“Truly, All The Way Down” by Clancy Martin
--page 3

        He showed me more of these clippings, from all over the world. The biggest frauds were all European: London, Berlin, Paris. He had clippings from as early as the turn of the century right up to the present day, the nineteen-eighties. It was a fascinating catalogue.
        “Look at this, look at this one here. This is from the British National Archives. Calendar of State Papers, from the time of King James the First. Sixteen hundred and six. Let me read it to you.”
        He traced the lines of text with his slender, elfin fingers as he read. Not with one finger but with two or three, like a priest or a magician.
        “‘Query on the equity of a Chancery decision on fraud committed by Robert Davis, at the instigation of Richard Glanville, in selling counterfeit jewels to Francis Courtney.’ That’s beautiful, isn’t it? ‘At the instigation of.’ That is the proper usage of the English language. Like poetry. Listen to that.” He laughed and took another swallow of scotch. I took a sip too.
        “Billy, the truth is, around here we’re amateurs. We’re still just learning the finer side. These old boys were selling paste to the crowned heads of Europe while our forefathers were still scratching their asses in the potato fields. Goes back to the alchemists plating lead as gold. The first blue diamonds, sold by Tavernier back in the seventeenth century, were London Blue topazes with fancy faceting. Hell he made the market for the damn things. Until he told ’em they was blue diamonds nobody had even heard of a damn blue diamond before!
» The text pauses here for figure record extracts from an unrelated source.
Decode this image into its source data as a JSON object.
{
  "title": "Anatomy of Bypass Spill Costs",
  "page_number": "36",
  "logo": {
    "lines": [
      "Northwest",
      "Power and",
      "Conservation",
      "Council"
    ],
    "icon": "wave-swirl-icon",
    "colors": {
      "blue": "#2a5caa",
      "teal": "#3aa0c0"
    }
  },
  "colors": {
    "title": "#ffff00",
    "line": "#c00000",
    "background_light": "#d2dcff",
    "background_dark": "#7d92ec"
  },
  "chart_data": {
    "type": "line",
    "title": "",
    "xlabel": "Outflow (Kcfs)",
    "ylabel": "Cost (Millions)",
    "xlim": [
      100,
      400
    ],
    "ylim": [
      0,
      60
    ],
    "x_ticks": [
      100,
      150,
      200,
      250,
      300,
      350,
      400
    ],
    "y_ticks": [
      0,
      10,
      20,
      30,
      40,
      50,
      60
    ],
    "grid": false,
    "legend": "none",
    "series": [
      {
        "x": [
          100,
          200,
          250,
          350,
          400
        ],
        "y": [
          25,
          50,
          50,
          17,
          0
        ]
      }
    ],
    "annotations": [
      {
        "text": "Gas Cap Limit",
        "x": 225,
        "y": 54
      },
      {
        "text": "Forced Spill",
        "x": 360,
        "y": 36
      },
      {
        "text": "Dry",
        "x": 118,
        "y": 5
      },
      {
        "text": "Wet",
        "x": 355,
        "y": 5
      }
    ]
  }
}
Beat that! He was selling the damn things before they were even discovered! You got to be extra careful when you’re dealing with the Belgians and the Dutch. I avoid those fellas, they got too much expertise in contrivance for the likes of us Texans. That’s not false modesty, it’s just the simple truth. Hell, the crown jewels of England are just plain old everyday garnets. Sylvia and me have been to the Tower of London to take a gander at them. I wouldn’t pay ten bucks a carat for those stones. And today, with the Thais and the Indians, even I can’t tell half the time what’s real and what’s fake. Of course that’s my point. It don’t really matter, so long as she’s done right. I know a boy who got out of the museum business because he claimed he’d never sold a real painting. Nothing but counterfeits and copies. One of the leading experts on German Expressionism in the world. You know what he does now? Sells us antique pieces. He’s a jeweler. ‘It’s a much cleaner business, Ronnie,’ he told me. ‘I have to be able to look myself in the eye.’”
        “I suspect the problem, Billy, if you want to know the plain honest truth of the matter, is people getting hung up on this notion of intrinsic value. It’s the silliest damn thing. There ain’t no intrinsic value to a diamond except in a drill bit. And even that’s an instrument. Outside of religion you simply aren’t gonna find nothing that will stand up to the scrutiny of intrinsic value, Billy. Least of all the truth. The truth is about the most instrumental value we got. Or instrumental vice, more often than not. I expect what I’m getting at, Billy, in this somewhat roundabout way of mine, is you may notice, over time, as you study and learn, a certain amount of chicanery in this business of ours. But don’t let that dismay you or distract you from our larger purpose, what you might well call the greater good. It’s just part of the business we’re in, and part of the good old capitalist system that’s gonna make us both rich men before we die.”